B. Carrying capacity of ships.
- Tape a small weight on the bottom center of a small, wide container to help balance the container. This container will be your ship.
- Record the weight of your ship.
- Calculate the Gravitational Force, Buoyancy Force, and Net Buoyancy Force for your zero cargo load ship, following procedure A. Record your results in Table 8.3.
- Predict the carrying capacity of your ship under full cargo load. The carrying capacity is the total mass the ship will carry without sinking.
- Determine the volume of water that your ship displaces when it is just about to sink in milliliters. Use one of the following methods.
- Measure the dimensions of your ship in centimeters and use the equation (1 cm3 = 1 ml) to determine volume.
- Place your ship in the overflow container and measure the volume of water that is displaced when you push the ship down until it is nearly submerged.
- Use the volume of your submerged ship to calculate the full cargo load Buoyancy Force as outlined in procedure A. Record your calculations Table 8.3.
- Using the equations below, determine the cargo carrying capacity of your ship. Under a full cargo load, the Net Buoyancy Force is equal to zero (i.e. neither sinking or floating). Note that you are solving for ‘mass of cargo’ (in bold) in the following equations.
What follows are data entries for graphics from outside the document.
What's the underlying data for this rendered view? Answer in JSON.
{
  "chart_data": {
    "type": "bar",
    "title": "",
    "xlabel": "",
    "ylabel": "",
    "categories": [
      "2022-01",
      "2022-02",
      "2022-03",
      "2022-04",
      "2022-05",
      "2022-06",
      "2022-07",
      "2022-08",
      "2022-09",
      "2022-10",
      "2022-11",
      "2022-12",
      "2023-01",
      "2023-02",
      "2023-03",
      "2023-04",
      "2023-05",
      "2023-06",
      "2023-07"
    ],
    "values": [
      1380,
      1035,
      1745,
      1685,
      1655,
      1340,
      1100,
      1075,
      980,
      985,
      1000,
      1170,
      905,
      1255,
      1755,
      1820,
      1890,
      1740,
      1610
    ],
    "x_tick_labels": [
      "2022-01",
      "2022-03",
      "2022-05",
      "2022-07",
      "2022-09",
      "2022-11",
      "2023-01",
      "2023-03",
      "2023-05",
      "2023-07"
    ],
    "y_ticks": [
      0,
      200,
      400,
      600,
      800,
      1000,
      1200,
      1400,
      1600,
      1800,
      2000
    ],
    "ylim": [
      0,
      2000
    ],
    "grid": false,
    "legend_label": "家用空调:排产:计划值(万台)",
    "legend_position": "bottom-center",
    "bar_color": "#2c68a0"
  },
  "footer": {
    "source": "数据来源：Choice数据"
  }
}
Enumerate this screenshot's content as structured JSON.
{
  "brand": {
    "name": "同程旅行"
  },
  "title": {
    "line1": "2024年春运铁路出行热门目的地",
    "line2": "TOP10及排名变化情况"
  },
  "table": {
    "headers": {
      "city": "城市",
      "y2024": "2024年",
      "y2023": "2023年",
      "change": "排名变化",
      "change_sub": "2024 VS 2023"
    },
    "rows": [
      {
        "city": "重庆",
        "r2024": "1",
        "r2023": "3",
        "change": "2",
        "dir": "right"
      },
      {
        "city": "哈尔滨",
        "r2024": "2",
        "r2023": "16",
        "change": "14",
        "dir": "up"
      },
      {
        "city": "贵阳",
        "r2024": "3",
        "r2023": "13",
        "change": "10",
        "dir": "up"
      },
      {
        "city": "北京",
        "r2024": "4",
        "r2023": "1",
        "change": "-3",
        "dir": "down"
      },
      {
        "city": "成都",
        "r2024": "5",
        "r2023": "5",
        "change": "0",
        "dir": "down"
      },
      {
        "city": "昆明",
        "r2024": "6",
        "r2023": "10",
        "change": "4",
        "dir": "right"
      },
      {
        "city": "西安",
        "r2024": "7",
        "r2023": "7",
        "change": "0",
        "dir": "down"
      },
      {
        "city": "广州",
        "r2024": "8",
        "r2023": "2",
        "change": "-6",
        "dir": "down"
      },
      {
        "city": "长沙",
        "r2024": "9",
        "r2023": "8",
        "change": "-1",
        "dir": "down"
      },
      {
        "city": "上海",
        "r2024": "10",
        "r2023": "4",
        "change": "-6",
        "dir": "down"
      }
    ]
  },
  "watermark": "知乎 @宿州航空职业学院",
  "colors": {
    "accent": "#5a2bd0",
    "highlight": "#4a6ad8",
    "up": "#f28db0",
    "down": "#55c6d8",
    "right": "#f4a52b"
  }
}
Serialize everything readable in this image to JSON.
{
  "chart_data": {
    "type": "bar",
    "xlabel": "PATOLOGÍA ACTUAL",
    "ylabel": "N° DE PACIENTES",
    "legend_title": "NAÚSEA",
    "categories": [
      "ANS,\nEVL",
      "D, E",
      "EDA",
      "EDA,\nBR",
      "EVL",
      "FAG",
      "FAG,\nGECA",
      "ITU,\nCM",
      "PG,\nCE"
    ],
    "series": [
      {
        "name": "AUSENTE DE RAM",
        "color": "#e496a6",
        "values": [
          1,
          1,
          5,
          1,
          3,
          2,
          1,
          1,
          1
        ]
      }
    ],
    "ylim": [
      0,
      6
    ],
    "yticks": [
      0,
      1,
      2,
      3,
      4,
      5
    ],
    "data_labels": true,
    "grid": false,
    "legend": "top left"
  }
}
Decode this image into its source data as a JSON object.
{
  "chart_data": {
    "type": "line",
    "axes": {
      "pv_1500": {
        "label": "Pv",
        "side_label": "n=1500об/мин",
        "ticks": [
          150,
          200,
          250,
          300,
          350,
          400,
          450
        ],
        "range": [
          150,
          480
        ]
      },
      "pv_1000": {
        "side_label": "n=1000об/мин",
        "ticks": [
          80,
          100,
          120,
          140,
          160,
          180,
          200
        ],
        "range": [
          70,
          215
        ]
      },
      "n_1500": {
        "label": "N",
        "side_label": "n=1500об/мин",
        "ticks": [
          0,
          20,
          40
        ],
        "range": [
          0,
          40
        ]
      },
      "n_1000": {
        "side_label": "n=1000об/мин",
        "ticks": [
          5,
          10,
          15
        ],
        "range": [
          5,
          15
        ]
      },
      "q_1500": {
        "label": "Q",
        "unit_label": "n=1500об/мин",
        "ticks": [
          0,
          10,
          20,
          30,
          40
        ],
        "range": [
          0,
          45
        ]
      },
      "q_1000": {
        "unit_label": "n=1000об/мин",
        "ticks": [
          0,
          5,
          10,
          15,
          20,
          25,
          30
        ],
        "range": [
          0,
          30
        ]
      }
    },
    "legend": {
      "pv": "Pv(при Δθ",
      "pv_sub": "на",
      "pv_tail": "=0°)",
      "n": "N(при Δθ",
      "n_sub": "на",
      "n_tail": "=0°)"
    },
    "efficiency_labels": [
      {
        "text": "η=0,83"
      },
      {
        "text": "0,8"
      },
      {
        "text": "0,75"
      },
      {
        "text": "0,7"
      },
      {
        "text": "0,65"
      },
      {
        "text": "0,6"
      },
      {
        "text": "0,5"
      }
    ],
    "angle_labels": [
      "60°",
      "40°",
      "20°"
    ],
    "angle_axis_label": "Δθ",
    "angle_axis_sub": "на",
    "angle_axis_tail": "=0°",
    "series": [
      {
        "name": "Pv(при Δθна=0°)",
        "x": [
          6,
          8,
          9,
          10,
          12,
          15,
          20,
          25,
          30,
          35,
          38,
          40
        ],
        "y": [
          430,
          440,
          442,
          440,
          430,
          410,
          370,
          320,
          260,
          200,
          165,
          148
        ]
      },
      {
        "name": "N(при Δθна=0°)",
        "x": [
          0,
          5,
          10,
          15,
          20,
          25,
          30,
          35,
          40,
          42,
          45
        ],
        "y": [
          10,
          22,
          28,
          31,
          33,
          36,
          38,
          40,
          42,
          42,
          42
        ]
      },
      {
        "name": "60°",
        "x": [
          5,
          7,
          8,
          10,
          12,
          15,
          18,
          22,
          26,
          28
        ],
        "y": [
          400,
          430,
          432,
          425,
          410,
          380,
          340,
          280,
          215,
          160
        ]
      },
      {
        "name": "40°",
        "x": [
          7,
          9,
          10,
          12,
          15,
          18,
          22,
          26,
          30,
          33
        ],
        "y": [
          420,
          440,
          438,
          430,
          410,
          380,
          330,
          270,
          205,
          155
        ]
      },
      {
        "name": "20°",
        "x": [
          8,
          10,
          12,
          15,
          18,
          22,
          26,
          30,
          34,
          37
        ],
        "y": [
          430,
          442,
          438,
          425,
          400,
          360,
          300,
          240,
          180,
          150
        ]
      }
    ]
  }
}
Net Buoyancy Force = Gravitational Force – Buoyancy Force |
Net Buoyancy Force = [(Mass of the object) * (0.01 N / g)] – [(mass of displaced water) * (0.01 N / g)] |
Net Buoyancy Force = [(mass of boat + mass of cargo) * (0.01 Newtons / g)] – [(mass of displaced water) * (0.01 N / g)] |
- Record the full cargo Gravitational Force in Table 8.3.
- Test your predictions.
- Place your ship in the bucket.
- Slowly add weight evenly to the ship. Record the maximum amount of mass your ship holds before sinking.